Public Servants and Anti-Corruption Policies.


The 1988 Prevention of Corruption Act was a significant step in a way to encounter the challenge of corruption in a broader sense. Section 13 (1) (d) of this act has provision on Criminal misconduct by a public servant in five forms.

It is necessary and important in ensuring probity in civil services as:

  • It ascertains the liability clearly defining the scenarios, thereby avoiding the vagueness of the “abuse of office” phrase of 1947 law against public servant corruption.
  • It keeps a check on public servants so that they not easily give up to corrupt demands from their superiors (accused case of H.C. Gupta in the coal scam)
  • It provides for a criminal liability on abetment of graft, even in cases in which the pubic servant is not benefitted directly, but gross misappropriation occurred because of the absence of any resistance
  • Ensures that while holding office, obtaining anything valuable, or taking any pecuniary advantage, without any public interest is treated as criminal misconduct.

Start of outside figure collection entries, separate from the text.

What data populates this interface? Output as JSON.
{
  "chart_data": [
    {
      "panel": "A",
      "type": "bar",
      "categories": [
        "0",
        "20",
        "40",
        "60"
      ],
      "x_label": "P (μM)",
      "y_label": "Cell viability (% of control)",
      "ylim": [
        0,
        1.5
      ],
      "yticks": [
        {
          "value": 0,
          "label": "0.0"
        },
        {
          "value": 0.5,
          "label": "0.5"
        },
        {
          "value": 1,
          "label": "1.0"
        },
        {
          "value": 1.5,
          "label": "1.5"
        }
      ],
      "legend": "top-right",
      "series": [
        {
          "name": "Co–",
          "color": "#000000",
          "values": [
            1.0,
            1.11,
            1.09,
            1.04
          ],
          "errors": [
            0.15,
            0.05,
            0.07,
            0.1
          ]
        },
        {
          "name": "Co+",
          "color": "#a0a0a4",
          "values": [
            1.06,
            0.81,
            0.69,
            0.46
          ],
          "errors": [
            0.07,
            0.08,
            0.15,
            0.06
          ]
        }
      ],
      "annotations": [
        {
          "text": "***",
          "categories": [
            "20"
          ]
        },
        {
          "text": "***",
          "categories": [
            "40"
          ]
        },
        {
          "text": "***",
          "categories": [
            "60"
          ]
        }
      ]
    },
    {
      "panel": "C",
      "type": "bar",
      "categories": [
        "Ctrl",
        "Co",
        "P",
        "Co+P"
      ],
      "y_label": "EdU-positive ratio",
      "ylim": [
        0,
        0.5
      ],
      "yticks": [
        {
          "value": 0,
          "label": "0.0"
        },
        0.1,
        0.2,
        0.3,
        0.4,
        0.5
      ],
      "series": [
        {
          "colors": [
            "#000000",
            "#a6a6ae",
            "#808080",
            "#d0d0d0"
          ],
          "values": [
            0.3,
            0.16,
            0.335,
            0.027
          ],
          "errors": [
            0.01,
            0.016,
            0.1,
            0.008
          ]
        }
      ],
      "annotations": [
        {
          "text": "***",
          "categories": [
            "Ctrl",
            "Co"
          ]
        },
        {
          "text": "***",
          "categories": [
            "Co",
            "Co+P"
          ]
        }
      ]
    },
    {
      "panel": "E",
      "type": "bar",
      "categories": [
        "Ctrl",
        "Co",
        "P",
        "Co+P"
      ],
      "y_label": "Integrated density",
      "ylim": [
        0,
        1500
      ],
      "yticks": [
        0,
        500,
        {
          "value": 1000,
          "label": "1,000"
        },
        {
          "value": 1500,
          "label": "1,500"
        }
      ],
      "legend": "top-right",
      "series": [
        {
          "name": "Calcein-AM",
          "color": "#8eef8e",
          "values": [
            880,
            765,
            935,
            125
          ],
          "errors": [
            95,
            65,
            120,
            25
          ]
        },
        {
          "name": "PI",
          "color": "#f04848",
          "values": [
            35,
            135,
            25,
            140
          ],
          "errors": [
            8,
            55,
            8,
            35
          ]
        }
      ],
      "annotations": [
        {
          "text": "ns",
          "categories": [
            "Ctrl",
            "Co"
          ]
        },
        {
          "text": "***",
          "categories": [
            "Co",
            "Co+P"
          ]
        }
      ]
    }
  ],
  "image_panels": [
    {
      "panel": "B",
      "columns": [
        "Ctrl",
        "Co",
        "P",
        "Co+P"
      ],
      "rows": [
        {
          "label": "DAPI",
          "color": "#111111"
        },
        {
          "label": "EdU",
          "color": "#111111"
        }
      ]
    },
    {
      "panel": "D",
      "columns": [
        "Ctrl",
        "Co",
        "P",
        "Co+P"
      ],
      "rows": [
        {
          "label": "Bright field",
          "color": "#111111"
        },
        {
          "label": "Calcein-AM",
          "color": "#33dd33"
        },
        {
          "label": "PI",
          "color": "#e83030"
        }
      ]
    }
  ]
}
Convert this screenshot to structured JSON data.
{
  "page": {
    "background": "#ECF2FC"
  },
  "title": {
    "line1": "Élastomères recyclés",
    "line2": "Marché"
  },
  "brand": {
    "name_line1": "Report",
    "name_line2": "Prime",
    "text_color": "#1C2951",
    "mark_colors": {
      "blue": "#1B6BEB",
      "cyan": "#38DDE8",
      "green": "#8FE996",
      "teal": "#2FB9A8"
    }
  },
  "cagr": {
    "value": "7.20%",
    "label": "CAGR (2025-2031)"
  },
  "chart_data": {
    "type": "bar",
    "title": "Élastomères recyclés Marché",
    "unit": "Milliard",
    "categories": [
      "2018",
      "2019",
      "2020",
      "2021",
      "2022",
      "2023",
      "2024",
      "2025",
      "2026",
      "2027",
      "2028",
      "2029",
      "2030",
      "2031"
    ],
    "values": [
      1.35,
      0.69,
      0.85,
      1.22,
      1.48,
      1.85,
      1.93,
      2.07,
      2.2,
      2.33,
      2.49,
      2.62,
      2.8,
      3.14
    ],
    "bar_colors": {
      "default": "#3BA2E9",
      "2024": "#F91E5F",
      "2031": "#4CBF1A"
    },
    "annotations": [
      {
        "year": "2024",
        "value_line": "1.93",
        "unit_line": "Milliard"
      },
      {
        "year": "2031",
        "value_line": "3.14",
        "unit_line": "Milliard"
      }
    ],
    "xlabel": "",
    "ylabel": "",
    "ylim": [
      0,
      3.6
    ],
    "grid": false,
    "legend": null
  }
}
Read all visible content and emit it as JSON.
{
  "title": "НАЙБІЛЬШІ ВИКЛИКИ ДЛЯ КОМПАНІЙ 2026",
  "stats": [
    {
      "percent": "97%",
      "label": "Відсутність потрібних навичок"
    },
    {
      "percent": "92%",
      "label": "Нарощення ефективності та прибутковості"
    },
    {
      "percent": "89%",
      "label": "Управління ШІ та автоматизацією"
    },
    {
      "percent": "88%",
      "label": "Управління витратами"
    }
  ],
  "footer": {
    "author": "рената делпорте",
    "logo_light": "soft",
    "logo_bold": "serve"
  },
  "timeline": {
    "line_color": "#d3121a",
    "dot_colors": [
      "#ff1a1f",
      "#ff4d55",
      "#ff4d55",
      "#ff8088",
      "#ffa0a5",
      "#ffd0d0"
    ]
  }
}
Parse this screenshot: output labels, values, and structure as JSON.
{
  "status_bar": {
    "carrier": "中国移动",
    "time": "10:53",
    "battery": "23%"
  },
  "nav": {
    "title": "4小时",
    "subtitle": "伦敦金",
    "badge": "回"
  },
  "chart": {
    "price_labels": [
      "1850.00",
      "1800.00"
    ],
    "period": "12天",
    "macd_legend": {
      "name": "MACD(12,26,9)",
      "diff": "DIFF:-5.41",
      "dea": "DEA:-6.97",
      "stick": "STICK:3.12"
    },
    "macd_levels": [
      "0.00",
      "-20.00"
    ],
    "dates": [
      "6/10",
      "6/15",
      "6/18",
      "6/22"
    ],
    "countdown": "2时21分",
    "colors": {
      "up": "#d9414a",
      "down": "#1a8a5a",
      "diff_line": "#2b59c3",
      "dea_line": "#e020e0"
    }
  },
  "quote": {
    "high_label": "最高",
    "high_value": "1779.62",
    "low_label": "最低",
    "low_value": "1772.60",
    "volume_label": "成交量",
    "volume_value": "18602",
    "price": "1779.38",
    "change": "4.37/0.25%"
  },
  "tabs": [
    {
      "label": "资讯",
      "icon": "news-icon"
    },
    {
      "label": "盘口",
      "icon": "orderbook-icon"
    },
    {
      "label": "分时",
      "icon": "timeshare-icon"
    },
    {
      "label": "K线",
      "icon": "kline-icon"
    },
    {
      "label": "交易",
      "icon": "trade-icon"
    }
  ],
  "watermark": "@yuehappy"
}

A fearless environment and accountability are two pillars which provide a stable platform for a successful bureaucracy, and the proposed amendment to do away with sec 13 1 d  will definitely challenge both of these pillars as well as the governance framework in which, an easy drift for an honest and weak civil servant may become very frequent. The solution therefore should be making the section more elaborate, amending its provisions to further strengthen the accountability of civil servants- by documenting their decisions and the reasons behind in  a more elaborate question anwer framework and by creating a more accountable, transparent structure in which the public servant is always answerable to the public or the assigned authority (via press, media or gazette) because at last it is all about the public money and societal needs for which the bureaucracy works.